The new CEO of Volkswagen had a nice chat with securities analysts last week, in which he largely elided over the company’s strategy for recovering from its legal woes, but said his employees worldwide would be free to have “more fun.”
So far, it’s been super fun. The $1.83 billion quarterly loss in the third quarter was, for example, funner than being drowned in a vat of rancid whale semen.
But not much.
Matthias Mueller was most likely alluding to the days of kein vergnugen under his ousted predecessor Martin Winterkorn, whose management style was somewhere between that of Steve Jobs and a Turkish jailer. It was under Winterkorn’s watch, of course, that VW took German engineering to a whole new level, by fitting 11 million diesel cars with the ability to trick emissions-testing equipment. This is what triggered the legal problems, which when the fines are all tallied worldwide may chew up far more than the $7 billion the company has set aside for putting the episode in its rear-view mirror.
Meantime, it has lost $25 billion of its market value.
On the plus side, any day now Greece might stop pointing and laughing.
In another fun development, the first post-scandal advertising has broken for the Touran MPV with the slogan “Das Auto” intact. Some had speculated the worldwide backlash to systematic fraud would force the automaker to alter its approach, perhaps along the lines of “This is not your fatherland’s VW” or simply, “I have sinnnnnnnnned.”
Nope. Same old same old. The creative, like the nitrogen oxides from a VW diesel, was clearly in the pipeline before the scandal broke. The spot features a parent willing to humiliate himself in public for the sake of something more important than his own dignity. He’s dressed like a superhero, but clearly lacking in any actual super powers. Herr Mueller, what’s German for “irony?”
This is not the way begin the long road back. Your messaging doesn’t have to be pitiful and abject. You don’t have to go full Swaggart.

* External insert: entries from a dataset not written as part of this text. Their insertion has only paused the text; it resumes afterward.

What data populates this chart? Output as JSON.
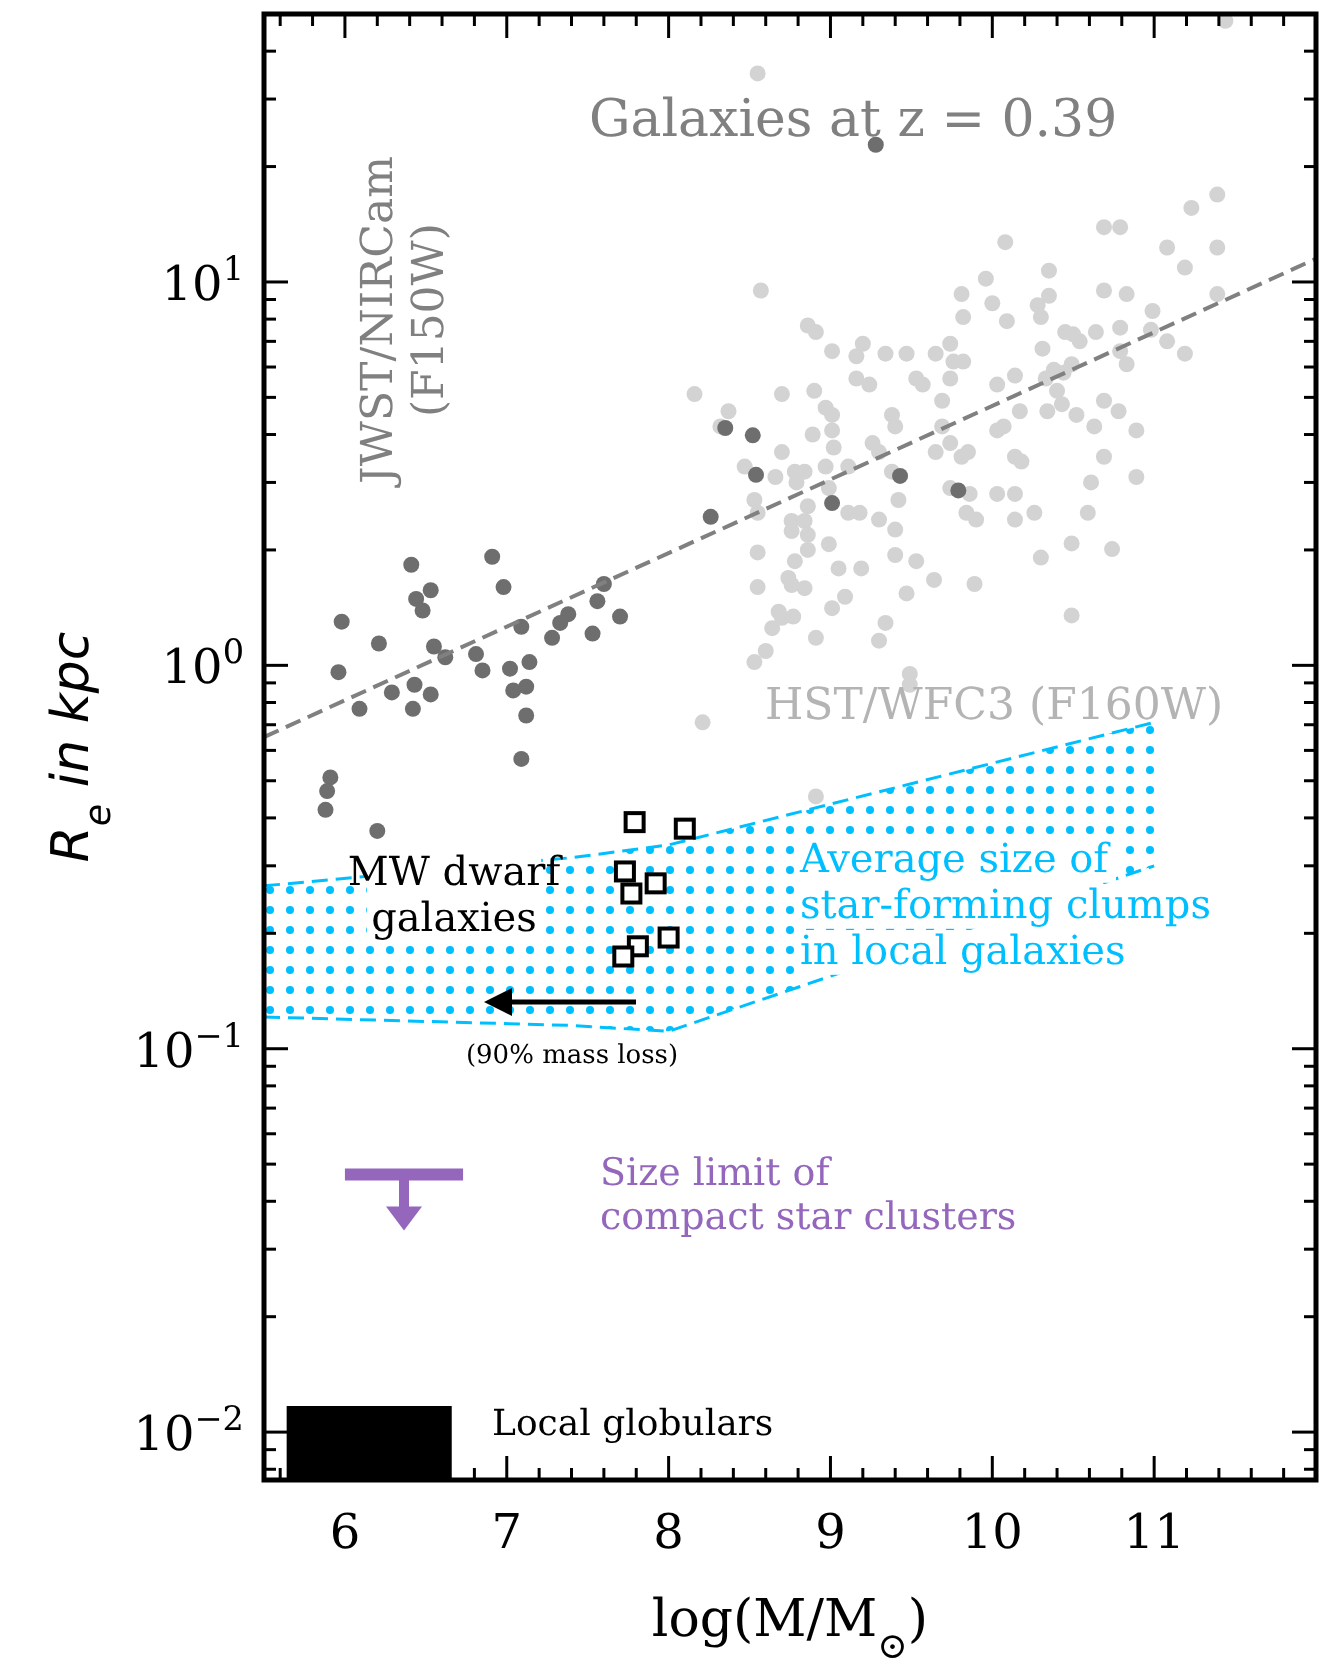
{
  "chart_data": {
    "type": "scatter",
    "title": "Galaxies at z = 0.39",
    "xlabel": "log(M/M$_{⊙}$)",
    "ylabel": "R$_{e}$ in kpc",
    "log": "y",
    "grid": false,
    "xlim": [
      5.5,
      12
    ],
    "ylim": [
      0.0075,
      50
    ],
    "xticks": [
      {
        "value": 5.6,
        "label": null
      },
      {
        "value": 5.8,
        "label": null
      },
      6,
      {
        "value": 6.2,
        "label": null
      },
      {
        "value": 6.4,
        "label": null
      },
      {
        "value": 6.6,
        "label": null
      },
      {
        "value": 6.8,
        "label": null
      },
      7,
      {
        "value": 7.2,
        "label": null
      },
      {
        "value": 7.4,
        "label": null
      },
      {
        "value": 7.6,
        "label": null
      },
      {
        "value": 7.8,
        "label": null
      },
      8,
      {
        "value": 8.2,
        "label": null
      },
      {
        "value": 8.4,
        "label": null
      },
      {
        "value": 8.6,
        "label": null
      },
      {
        "value": 8.8,
        "label": null
      },
      9,
      {
        "value": 9.2,
        "label": null
      },
      {
        "value": 9.4,
        "label": null
      },
      {
        "value": 9.6,
        "label": null
      },
      {
        "value": 9.8,
        "label": null
      },
      10,
      {
        "value": 10.2,
        "label": null
      },
      {
        "value": 10.4,
        "label": null
      },
      {
        "value": 10.6,
        "label": null
      },
      {
        "value": 10.8,
        "label": null
      },
      11,
      {
        "value": 11.2,
        "label": null
      },
      {
        "value": 11.4,
        "label": null
      },
      {
        "value": 11.6,
        "label": null
      },
      {
        "value": 11.8,
        "label": null
      }
    ],
    "yticks": [
      {
        "value": 0.008,
        "label": null
      },
      {
        "value": 0.009,
        "label": null
      },
      {
        "value": 0.01,
        "label": "10$^{−2}$"
      },
      {
        "value": 0.02,
        "label": null
      },
      {
        "value": 0.03,
        "label": null
      },
      {
        "value": 0.04,
        "label": null
      },
      {
        "value": 0.05,
        "label": null
      },
      {
        "value": 0.06,
        "label": null
      },
      {
        "value": 0.07,
        "label": null
      },
      {
        "value": 0.08,
        "label": null
      },
      {
        "value": 0.09,
        "label": null
      },
      {
        "value": 0.1,
        "label": "10$^{−1}$"
      },
      {
        "value": 0.2,
        "label": null
      },
      {
        "value": 0.3,
        "label": null
      },
      {
        "value": 0.4,
        "label": null
      },
      {
        "value": 0.5,
        "label": null
      },
      {
        "value": 0.6,
        "label": null
      },
      {
        "value": 0.7,
        "label": null
      },
      {
        "value": 0.8,
        "label": null
      },
      {
        "value": 0.9,
        "label": null
      },
      {
        "value": 1,
        "label": "10$^{0}$"
      },
      {
        "value": 2,
        "label": null
      },
      {
        "value": 3,
        "label": null
      },
      {
        "value": 4,
        "label": null
      },
      {
        "value": 5,
        "label": null
      },
      {
        "value": 6,
        "label": null
      },
      {
        "value": 7,
        "label": null
      },
      {
        "value": 8,
        "label": null
      },
      {
        "value": 9,
        "label": null
      },
      {
        "value": 10,
        "label": "10$^{1}$"
      },
      {
        "value": 20,
        "label": null
      },
      {
        "value": 30,
        "label": null
      },
      {
        "value": 40,
        "label": null
      }
    ],
    "series": [
      {
        "type": "area",
        "color": "#000000",
        "x": [
          5.64,
          6.66
        ],
        "values": [
          0.0117,
          0.0117
        ]
      },
      {
        "type": "area",
        "color": "#00bfff",
        "x": [
          5.5,
          7.4,
          8.0,
          11.0
        ],
        "values": [
          null,
          null,
          null,
          null
        ],
        "lower": [
          0.121,
          0.115,
          0.111,
          0.3
        ],
        "upper": [
          0.266,
          0.315,
          0.34,
          0.71
        ]
      },
      {
        "marker": "circle",
        "color": "#d3d3d3",
        "x": [
          8.55,
          8.57,
          8.16,
          8.37,
          8.32,
          8.47,
          8.53,
          8.55,
          8.55,
          8.55,
          8.53,
          8.6,
          8.64,
          8.7,
          8.77,
          8.68,
          8.74,
          8.76,
          8.84,
          8.78,
          8.76,
          8.76,
          8.86,
          8.86,
          8.84,
          8.7,
          8.7,
          8.66,
          8.78,
          8.79,
          8.84,
          8.86,
          8.9,
          8.89,
          8.86,
          8.91,
          8.97,
          9.01,
          9.01,
          9.02,
          8.97,
          8.99,
          8.99,
          9.05,
          9.01,
          8.91,
          9.01,
          9.11,
          9.11,
          9.18,
          9.19,
          9.09,
          9.16,
          9.2,
          9.16,
          9.24,
          9.26,
          9.3,
          9.34,
          9.38,
          9.4,
          9.38,
          9.42,
          9.3,
          9.4,
          9.4,
          9.53,
          9.47,
          9.34,
          9.3,
          9.49,
          9.47,
          9.53,
          9.57,
          9.65,
          9.69,
          9.74,
          9.76,
          9.74,
          9.82,
          9.69,
          9.74,
          9.65,
          9.81,
          9.85,
          9.74,
          9.86,
          9.84,
          9.9,
          9.64,
          9.89,
          9.81,
          9.82,
          9.96,
          10.0,
          10.08,
          10.09,
          10.03,
          10.14,
          10.03,
          10.07,
          10.17,
          10.14,
          10.18,
          10.03,
          10.14,
          10.14,
          10.26,
          10.3,
          10.28,
          10.3,
          10.35,
          10.35,
          10.31,
          10.38,
          10.33,
          10.44,
          10.4,
          10.34,
          10.43,
          10.45,
          10.5,
          10.54,
          10.49,
          10.52,
          10.63,
          10.61,
          10.59,
          10.49,
          10.49,
          10.64,
          10.69,
          10.69,
          10.79,
          10.83,
          10.79,
          10.79,
          10.69,
          10.78,
          10.69,
          10.83,
          10.89,
          10.89,
          10.74,
          10.99,
          10.98,
          11.08,
          11.08,
          11.19,
          11.23,
          11.39,
          11.39,
          11.39,
          11.19,
          11.44,
          8.21,
          9.49,
          8.91
        ],
        "values": [
          35,
          9.5,
          5.1,
          4.6,
          4.2,
          3.3,
          2.7,
          2.5,
          1.97,
          1.6,
          1.02,
          1.09,
          1.25,
          1.33,
          1.34,
          1.38,
          1.69,
          1.62,
          1.59,
          1.87,
          2.24,
          2.38,
          2.0,
          2.19,
          2.38,
          3.6,
          5.1,
          3.1,
          3.2,
          3.0,
          3.2,
          2.6,
          5.2,
          4.0,
          7.7,
          7.4,
          4.7,
          4.5,
          4.1,
          3.7,
          3.3,
          2.9,
          2.07,
          1.79,
          1.41,
          1.18,
          6.6,
          3.3,
          2.5,
          2.5,
          1.79,
          1.51,
          6.4,
          6.9,
          5.6,
          5.4,
          3.8,
          3.6,
          6.5,
          4.5,
          4.2,
          3.2,
          2.7,
          2.4,
          2.26,
          1.94,
          1.87,
          1.54,
          1.29,
          1.16,
          0.95,
          6.5,
          5.6,
          5.4,
          6.5,
          4.9,
          6.9,
          6.2,
          5.6,
          6.2,
          4.2,
          3.8,
          3.6,
          3.5,
          3.6,
          2.9,
          2.8,
          2.5,
          2.4,
          1.67,
          1.63,
          9.3,
          8.1,
          10.2,
          8.8,
          12.7,
          7.9,
          5.4,
          5.7,
          4.1,
          4.2,
          4.6,
          3.5,
          3.4,
          2.8,
          2.8,
          2.4,
          2.5,
          1.91,
          8.7,
          8.1,
          10.7,
          9.2,
          6.7,
          5.9,
          5.6,
          5.8,
          5.2,
          4.6,
          4.8,
          7.4,
          7.3,
          7.0,
          6.1,
          4.5,
          4.2,
          3.0,
          2.5,
          2.08,
          1.35,
          7.4,
          9.5,
          13.9,
          13.9,
          9.3,
          7.6,
          6.6,
          4.9,
          4.6,
          3.5,
          6.1,
          4.1,
          3.1,
          2.01,
          8.4,
          7.5,
          7.0,
          12.3,
          10.9,
          15.6,
          16.9,
          12.3,
          9.3,
          6.5,
          48,
          0.71,
          0.89,
          0.455
        ]
      },
      {
        "marker": "circle",
        "color": "#6e6e6e",
        "x": [
          5.98,
          5.96,
          6.09,
          6.21,
          6.29,
          6.41,
          6.44,
          6.48,
          6.53,
          6.55,
          6.43,
          6.42,
          6.53,
          6.62,
          6.81,
          6.85,
          6.91,
          6.98,
          7.02,
          7.09,
          7.04,
          7.12,
          7.14,
          7.12,
          7.28,
          7.33,
          7.38,
          7.53,
          7.56,
          7.6,
          7.7,
          8.26,
          8.35,
          8.52,
          8.54,
          9.01,
          9.43,
          9.79,
          9.28,
          5.91,
          5.89,
          5.88,
          6.2,
          7.09
        ],
        "values": [
          1.3,
          0.96,
          0.77,
          1.14,
          0.85,
          1.83,
          1.49,
          1.39,
          1.57,
          1.12,
          0.89,
          0.77,
          0.84,
          1.05,
          1.07,
          0.97,
          1.92,
          1.6,
          0.98,
          1.26,
          0.86,
          0.88,
          1.02,
          0.74,
          1.18,
          1.29,
          1.36,
          1.21,
          1.47,
          1.63,
          1.34,
          2.44,
          4.16,
          3.98,
          3.14,
          2.65,
          3.12,
          2.86,
          22.8,
          0.51,
          0.47,
          0.42,
          0.37,
          0.57
        ]
      },
      {
        "type": "line",
        "line_style": "dashed",
        "marker": "none",
        "color": "#808080",
        "x": [
          5.5,
          12
        ],
        "values": [
          0.65,
          11.5
        ]
      },
      {
        "marker": "square",
        "color": "#000000",
        "x": [
          7.79,
          8.1,
          7.73,
          7.92,
          7.77,
          8.0,
          7.81,
          7.72
        ],
        "values": [
          0.39,
          0.375,
          0.29,
          0.27,
          0.254,
          0.195,
          0.185,
          0.174
        ]
      },
      {
        "type": "line",
        "line_style": "solid",
        "marker": "none",
        "color": "#9467bd",
        "x": [
          6.0,
          6.73
        ],
        "values": [
          0.047,
          0.047
        ]
      }
    ],
    "annotations": [
      "JWST/NIRCam\n(F150W)",
      "HST/WFC3 (F160W)",
      "MW dwarf\ngalaxies",
      "Average size of\nstar-forming clumps\nin local galaxies",
      "(90% mass loss)",
      "Size limit of\ncompact star clusters",
      "Local globulars"
    ]
  }
}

But at least signal you don’t think this will all just blow over. Something. Anything. Free curly fries with every purchase? Dude, throw us a bone.
Let me just share some brand names with you: Firestone. Drexel Burnham Lambert. WorldCom. Milli Vanilli. The public tends to hold a grudge. This might not be the best time to stand pat. You may recall that back when, J&J pulled all Tylenol from all shelves everywhere…and had itself done nothing wrong. Domino’s put its entire business at risk by coming clean on its awful, awful corporate secret -- that’s its pizza was kinda bland. Not that it was using dioxin in its twisty bread. Just a flavor deficit.
VW played three-card Monte with 11 million customers, a number of major governments and one very prominent atmosphere. And it’s sticking with Das Auto?
Hey! Let’s have some wordplay fun! Instead, I propose: “Das tardly.”
I think the German word is teuflisch
Muttley would know.
On the bright side, there are deals to be had on many German Automobiles now.
Great column as usual! I am going to incorporate the phrase "rancid whale semen" into all of my blog posts going forward.
I waited a week to ask: "Funner"? Did I miss the joke?